Don’t confuse “I can run the weights” with “I can audit or reproduce the model.” If you need to know what’s in the training data — for compliance, provenance, or a courtroom — open weights do not give you that, no matter how permissive the license. That gap is the whole reason OSAID exists.

Mind the distillation clause now that it’s load-bearing. Training on a model’s outputs is governed by its license, not its weights. MIT/Apache models like DeepSeek-R1 permit distillation outright; Kimi’s attribution trigger and Llama’s derivative-naming rules are the kind of clause that bites a team building on top. The license is the thing that reaches your codebase, not the gigabytes.

What would prove me wrong

One clean test. If a frontier lab ships a genuinely OSAID-complete model at the top of a major agentic benchmark — weights plus data information plus full training code, under a standard OSI license — then “open source AI” would finally mean what the words say, and my “read the license, it’s really only open-weight” framing collapses into “it’s just open source, like any other software.” I would also revise if the big “community” licenses converge on Apache/MIT — if Meta drops the 700M cap and the AUP.

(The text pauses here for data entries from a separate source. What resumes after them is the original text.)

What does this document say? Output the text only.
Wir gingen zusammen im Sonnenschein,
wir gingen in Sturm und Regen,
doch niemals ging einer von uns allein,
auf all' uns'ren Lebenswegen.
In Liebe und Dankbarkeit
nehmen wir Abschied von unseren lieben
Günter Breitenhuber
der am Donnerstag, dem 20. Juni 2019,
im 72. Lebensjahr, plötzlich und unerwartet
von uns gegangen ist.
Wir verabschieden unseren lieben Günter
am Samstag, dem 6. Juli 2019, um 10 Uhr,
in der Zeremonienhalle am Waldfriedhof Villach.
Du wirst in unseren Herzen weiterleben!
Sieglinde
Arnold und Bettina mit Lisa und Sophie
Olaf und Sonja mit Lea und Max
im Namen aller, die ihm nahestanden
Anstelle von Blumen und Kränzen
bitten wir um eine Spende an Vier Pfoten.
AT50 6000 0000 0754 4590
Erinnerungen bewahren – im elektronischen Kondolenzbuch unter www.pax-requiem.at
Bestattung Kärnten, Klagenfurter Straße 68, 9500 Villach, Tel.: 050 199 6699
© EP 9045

I put low odds on either inside twelve months, for a structural reason, not a cynical one: the training data is simultaneously the legal liability and the competitive moat, so every incentive points at releasing the binary and keeping the source. Until that changes, “open source AI” is a binary you can run — and the only sentence that tells you what you may do with it is the one in the LICENSE file, not the one in the blog post.

Prediction (80% confident): By 2027-Q1, no model ranked in the top tier of a major agentic benchmark (SWE-bench / MCPMark / Terminal-Bench or successor) ships meeting OSAID 1.0 in full — weights, data information, and complete training code under an OSI-approved license. Releases marketed as “open source AI” remain open-weight-only. If one clears that bar, this framing needs rewriting and I’ll say so.